In HOOKED, I wanted to start the book with a couple of narratives about drugs, one showing the pharmaceutical industry as knight in shining armor, the other showing the dark underbelly of drug marketing--just to try to set a tone of even-handedness at the get-go. I selected the drug Gleevic as my Exhibit A for Pharma good behavior. In order to do that I had to soft-pedal one of the problems with that drug for chronic myelogenous leukemia (CML)--the way Novartis set its price, guaranteeing a very high profit margin and exceeding considerably (as it turned out) their investment in research. (One of the signatories to the new statement is Brian Druker, whom I discussd in HOOKED as an early advcate for the drug and who tried to push Novartis to do clinical trials in early days when the company was reluctant.)

Since Gleevic entered the market, a number of related compounds, all in the class of tyrosine kinase inhibitors, have come on line, and are priced even higher--in excess of $100,000 per year. (Gleevic came on the market in 2001 at a price of about $30,000 annually and has now risen to $92,000.) These drugs are the nearest thing to the proverbial magic bullet in cancer treatment--they are highly effective at suppressing cancer cells but cause very few side effects.
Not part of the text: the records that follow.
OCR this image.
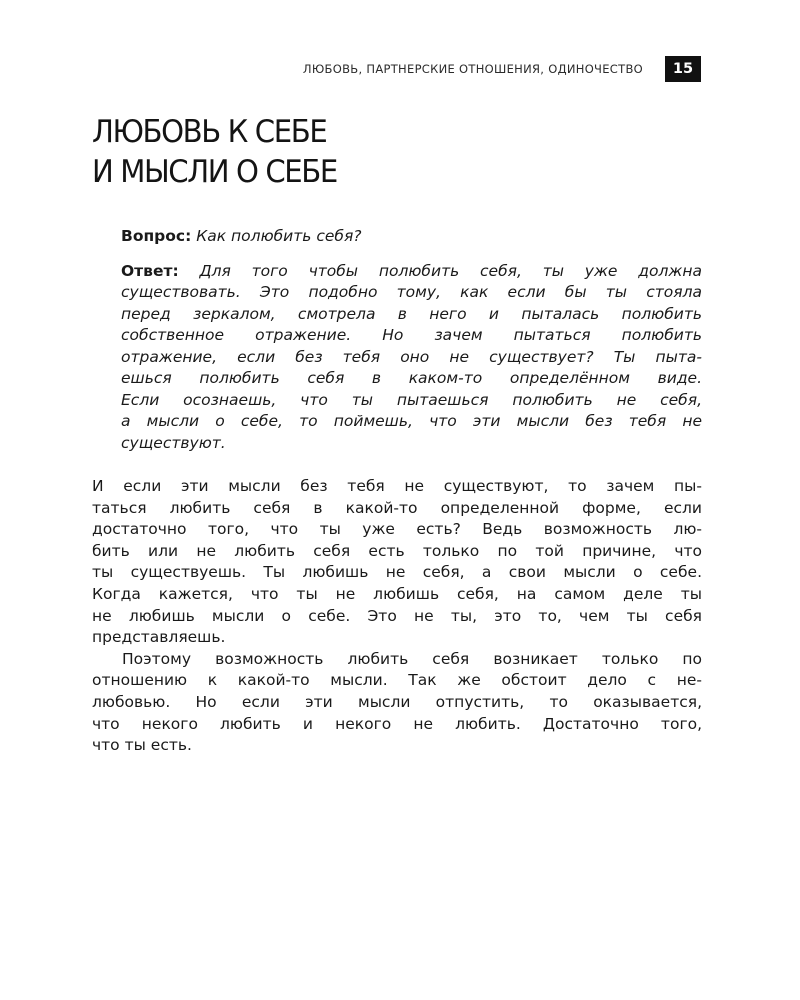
ЛЮБОВЬ, ПАРТНЕРСКИЕ ОТНОШЕНИЯ, ОДИНОЧЕСТВО	15
ЛЮБОВЬ К СЕБЕ
И МЫСЛИ О СЕБЕ

Вопрос: Как полюбить себя?

Ответ: Для того чтобы полюбить себя, ты уже должна
существовать. Это подобно тому, как если бы ты стояла
перед зеркалом, смотрела в него и пыталась полюбить
собственное отражение. Но зачем пытаться полюбить
отражение, если без тебя оно не существует? Ты пыта-
ешься полюбить себя в каком-то определённом виде.
Если осознаешь, что ты пытаешься полюбить не себя,
а мысли о себе, то поймешь, что эти мысли без тебя не
существуют.

И если эти мысли без тебя не существуют, то зачем пы-
таться любить себя в какой-то определенной форме, если
достаточно того, что ты уже есть? Ведь возможность лю-
бить или не любить себя есть только по той причине, что
ты существуешь. Ты любишь не себя, а свои мысли о себе.
Когда кажется, что ты не любишь себя, на самом деле ты
не любишь мысли о себе. Это не ты, это то, чем ты себя
представляешь.

Поэтому возможность любить себя возникает только по
отношению к какой-то мысли. Так же обстоит дело с не-
любовью. Но если эти мысли отпустить, то оказывается,
что некого любить и некого не любить. Достаточно того,
что ты есть.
When I wrote HOOKED, the long-term story of CML therapy with these drugs was unknown--would they keep working year after year? Could a patient stop taking them and be cured, or would the patient need routine maintenance, maybe for life? As things have worked out, as best as I can tell from the Blood paper, it's the drug industry's dream come true--the drugs keep working but the patients have to keep taking them forever. So those big bucks just keep rolling in--if the patients can afford to pay.

The 100 leukemia physicians object to these prices preventing many patients, especially in poorer nations, ever having access to these drugs, and they protest that there's no justification for the high prices based on the true costs of R&D.

The article begins by referring to the concept of the "just price." This, the authors explain, is based on "moral necessity" where "price must reflect worth." The cynic would wonder what planet these folks live on. Everyone knows that on this planet, prices reflect one thing and one thing only--what the market will bear, and morality be damned. If the drug industry actually started thinking like these physicians recommend, one shudders at the consequences.